I have been teaching myself various different data analytics/data science tools and I wanted a project to try out some of these tools. Language identification is, for me, an interesting and non-trivial project. By language I mean human language such as English, French, Russian etc. Some languages can be identified in the written form because they use unique scripts, for example Hangul for Korean, Hiragana and Katakana for Japanese, Hanzi for Chinese and so on. I wanted to build a tool that can distinguish between written forms of languages that all use the Roman alphabet.
The requirements for the tool are that it can take a sentence or two of input language, parse it and make a decision on the language involved. The goal is not to create a commercially viable product but rather to have fun building a product which allows me to employ some of the tools I have been learning. I will use python and some of the libraries available to me such as NLTK.

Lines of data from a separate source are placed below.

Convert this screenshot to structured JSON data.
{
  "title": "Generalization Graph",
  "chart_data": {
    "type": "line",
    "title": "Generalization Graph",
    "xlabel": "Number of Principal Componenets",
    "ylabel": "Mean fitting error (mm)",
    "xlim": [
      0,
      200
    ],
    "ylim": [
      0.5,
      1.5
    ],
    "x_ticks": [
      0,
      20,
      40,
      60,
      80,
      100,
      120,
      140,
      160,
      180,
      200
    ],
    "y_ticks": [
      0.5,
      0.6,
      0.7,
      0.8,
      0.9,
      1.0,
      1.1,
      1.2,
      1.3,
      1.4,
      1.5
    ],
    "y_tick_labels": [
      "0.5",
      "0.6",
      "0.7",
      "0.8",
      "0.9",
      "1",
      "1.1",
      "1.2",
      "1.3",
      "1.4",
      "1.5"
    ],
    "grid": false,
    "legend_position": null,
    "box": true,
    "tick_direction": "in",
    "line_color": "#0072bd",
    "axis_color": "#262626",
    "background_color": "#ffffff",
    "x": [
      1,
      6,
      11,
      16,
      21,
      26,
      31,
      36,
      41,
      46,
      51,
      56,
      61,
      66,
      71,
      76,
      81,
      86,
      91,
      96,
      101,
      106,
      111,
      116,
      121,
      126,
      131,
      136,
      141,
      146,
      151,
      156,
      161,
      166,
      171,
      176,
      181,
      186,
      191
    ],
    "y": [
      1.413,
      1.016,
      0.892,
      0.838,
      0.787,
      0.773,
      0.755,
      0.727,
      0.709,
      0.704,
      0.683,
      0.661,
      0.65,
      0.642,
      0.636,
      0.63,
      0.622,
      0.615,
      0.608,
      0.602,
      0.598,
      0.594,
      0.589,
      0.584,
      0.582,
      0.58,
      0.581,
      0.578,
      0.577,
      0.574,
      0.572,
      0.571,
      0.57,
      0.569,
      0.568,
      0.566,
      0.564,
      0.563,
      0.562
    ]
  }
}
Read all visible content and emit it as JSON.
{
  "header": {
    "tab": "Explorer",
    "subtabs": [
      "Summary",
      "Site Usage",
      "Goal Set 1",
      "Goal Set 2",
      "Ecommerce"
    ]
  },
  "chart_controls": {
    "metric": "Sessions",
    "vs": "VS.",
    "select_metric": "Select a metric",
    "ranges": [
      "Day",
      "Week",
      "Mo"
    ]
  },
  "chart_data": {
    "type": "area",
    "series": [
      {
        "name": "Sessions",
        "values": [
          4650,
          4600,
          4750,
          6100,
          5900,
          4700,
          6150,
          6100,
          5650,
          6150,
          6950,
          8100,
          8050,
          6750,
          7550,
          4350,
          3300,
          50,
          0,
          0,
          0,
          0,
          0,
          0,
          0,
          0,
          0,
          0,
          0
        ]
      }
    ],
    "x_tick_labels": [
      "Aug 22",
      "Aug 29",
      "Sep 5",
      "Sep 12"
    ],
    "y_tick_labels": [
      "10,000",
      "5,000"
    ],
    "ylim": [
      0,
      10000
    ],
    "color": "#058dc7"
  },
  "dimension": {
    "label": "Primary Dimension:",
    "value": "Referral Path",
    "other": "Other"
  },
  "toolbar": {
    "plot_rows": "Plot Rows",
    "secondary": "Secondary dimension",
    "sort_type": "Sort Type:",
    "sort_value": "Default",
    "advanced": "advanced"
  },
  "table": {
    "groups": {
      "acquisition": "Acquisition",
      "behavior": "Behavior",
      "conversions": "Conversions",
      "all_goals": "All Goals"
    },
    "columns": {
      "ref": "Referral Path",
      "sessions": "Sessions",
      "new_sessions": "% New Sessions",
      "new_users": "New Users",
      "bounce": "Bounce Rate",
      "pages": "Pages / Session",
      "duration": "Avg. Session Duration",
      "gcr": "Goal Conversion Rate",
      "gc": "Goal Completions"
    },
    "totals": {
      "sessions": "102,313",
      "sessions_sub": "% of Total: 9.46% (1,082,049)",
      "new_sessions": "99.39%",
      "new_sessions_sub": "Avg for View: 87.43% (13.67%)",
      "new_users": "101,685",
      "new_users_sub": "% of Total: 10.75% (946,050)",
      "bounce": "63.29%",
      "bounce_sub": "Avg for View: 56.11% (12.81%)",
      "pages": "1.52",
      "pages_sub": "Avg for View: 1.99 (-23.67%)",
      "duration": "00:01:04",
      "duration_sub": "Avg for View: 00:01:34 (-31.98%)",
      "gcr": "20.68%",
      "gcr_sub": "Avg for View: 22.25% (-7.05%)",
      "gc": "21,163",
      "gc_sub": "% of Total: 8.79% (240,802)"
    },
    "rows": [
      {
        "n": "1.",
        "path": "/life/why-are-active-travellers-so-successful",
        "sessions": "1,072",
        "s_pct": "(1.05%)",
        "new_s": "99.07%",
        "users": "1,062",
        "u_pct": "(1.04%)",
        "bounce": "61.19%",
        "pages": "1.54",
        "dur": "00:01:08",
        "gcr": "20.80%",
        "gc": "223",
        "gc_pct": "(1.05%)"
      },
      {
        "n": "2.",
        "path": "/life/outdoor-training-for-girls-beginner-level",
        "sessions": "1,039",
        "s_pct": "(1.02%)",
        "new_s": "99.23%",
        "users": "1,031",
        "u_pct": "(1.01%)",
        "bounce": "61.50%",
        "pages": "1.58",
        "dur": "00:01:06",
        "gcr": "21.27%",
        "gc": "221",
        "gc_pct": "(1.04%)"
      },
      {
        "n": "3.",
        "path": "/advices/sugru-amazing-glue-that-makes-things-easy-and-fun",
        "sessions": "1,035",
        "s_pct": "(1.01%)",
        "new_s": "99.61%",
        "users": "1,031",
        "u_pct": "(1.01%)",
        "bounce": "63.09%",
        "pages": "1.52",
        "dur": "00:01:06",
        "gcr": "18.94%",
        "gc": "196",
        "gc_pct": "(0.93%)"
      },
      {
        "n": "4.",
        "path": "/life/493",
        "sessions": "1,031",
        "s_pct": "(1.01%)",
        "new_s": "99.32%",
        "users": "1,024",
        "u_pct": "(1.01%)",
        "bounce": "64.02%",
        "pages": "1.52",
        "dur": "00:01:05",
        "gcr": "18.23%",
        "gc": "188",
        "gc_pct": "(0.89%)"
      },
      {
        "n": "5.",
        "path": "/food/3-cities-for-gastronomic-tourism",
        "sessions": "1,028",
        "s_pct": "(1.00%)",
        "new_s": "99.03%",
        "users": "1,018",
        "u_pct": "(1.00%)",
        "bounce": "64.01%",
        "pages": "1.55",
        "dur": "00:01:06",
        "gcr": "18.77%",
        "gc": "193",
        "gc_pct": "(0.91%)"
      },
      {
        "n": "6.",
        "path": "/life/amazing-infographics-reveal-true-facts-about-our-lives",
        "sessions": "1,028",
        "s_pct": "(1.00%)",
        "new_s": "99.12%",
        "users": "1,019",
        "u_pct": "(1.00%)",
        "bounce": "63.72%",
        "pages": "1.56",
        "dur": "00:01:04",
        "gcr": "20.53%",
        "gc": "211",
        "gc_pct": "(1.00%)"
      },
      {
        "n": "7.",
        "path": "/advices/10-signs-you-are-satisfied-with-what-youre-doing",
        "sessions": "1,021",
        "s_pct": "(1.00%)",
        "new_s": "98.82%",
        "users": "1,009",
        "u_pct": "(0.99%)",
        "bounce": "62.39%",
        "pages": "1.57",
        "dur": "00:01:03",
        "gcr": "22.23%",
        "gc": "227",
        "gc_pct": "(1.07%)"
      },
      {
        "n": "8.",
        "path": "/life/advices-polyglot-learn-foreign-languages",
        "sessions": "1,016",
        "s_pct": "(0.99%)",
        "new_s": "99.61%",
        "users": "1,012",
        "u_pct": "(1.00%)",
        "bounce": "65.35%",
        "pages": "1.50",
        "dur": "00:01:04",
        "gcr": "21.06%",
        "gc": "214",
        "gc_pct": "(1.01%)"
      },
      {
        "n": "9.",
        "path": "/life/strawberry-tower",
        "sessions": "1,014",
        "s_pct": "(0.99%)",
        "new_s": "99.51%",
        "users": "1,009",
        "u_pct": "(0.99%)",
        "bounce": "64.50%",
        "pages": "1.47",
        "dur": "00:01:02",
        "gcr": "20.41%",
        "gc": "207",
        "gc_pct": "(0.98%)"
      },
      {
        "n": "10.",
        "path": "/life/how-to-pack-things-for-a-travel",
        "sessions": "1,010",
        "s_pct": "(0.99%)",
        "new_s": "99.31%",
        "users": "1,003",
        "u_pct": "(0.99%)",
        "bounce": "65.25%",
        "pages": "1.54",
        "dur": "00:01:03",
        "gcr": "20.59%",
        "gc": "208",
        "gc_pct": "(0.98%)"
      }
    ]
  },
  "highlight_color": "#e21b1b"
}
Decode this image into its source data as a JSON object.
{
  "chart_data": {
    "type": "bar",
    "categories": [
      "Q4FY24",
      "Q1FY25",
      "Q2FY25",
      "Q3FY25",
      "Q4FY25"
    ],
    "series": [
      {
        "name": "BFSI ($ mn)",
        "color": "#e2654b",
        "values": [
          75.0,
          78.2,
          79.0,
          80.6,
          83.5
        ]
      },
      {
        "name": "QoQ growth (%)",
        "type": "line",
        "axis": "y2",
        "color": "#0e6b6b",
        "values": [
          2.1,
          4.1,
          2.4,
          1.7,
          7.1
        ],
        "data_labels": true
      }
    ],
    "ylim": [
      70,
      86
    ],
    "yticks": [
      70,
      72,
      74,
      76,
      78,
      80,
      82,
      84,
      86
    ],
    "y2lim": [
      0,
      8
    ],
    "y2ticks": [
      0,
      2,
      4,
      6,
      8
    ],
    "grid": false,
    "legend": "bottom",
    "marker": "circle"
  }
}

There are a number of different approaches that I can take, the first one I want to investigate uses the frequency distribution of characters to identify the language. The code used to determine the frequency distribution of letters in some languages is in my code blog. The initial target languages are English, Dutch and Basque.
Once I generated the frequency distribution graphs for the three languages (shown below) I looked for some identifying features:
Frequency distribution of letters in a sample text written in Basque.
Frequency distribution of letters in a sample text written in English.
Frequency distribution of letters in a sample text written in Dutch.
In English the vowels 'e' and 'o' are more common than 'a' also t and y are used often. 'j', 'q' and 'x' are not common but this does not help because they are not common in Basque or Dutch either.
In Dutch 'e' and 'a' are more common than 'o'. 'y' is not common. 'v', 'w' and 'z' are used with almost equal frequency whereas in English 'w' is much more common than either 'v' or 'z' and in Basque 'z' is very common whereas 'w' and 'v' are not.
Basque uses 'a' more than 'e'. 'k' is more common in Basque than in either Dutch or English.
So the initial algorithm will use the usage frequency of:
'a' and 'e'
'k', 'l' and 'm'
'v', 'w' and 'z'
to decide the languge being used
The code for the language identifier is in my code blog. The test results:
I tested the tool using input text from online news sources in the target language. Each test used one or two short sentences as input, I chose input that contains only the target language, trying to identify the main language from input that contains examples of other languages is a more complex task.
for 20 word inputs
test dutch_score english_score basque_score
Basque 1 0 4
English 2 4 0
Dutch 4 2 1
for 9 words
Basque 1 0 4
English 3 3 0
Dutch 4 2 1
for 2 words
Basque 3 1 2
English 2 2 1
Dutch 4 2 1
The results are not surprising, given that the identification is based on a statistical analysis, the tool works best for longer test inputs so inputs of at least 20 words (100% accurate), less well for the shorter 9 word input (67%) and quite poor for the two word input - just 33%.
The algorithm works best for longer inputs. It is better at recognising Basque and is poor at distinguishing English from Dutch. The approach I took can handle 3 languages, but if the number of languages increased beyond 10 the algorithm would become much more complicated. Next time I will use NLTK to identify stop words then use those stop words to identify the language.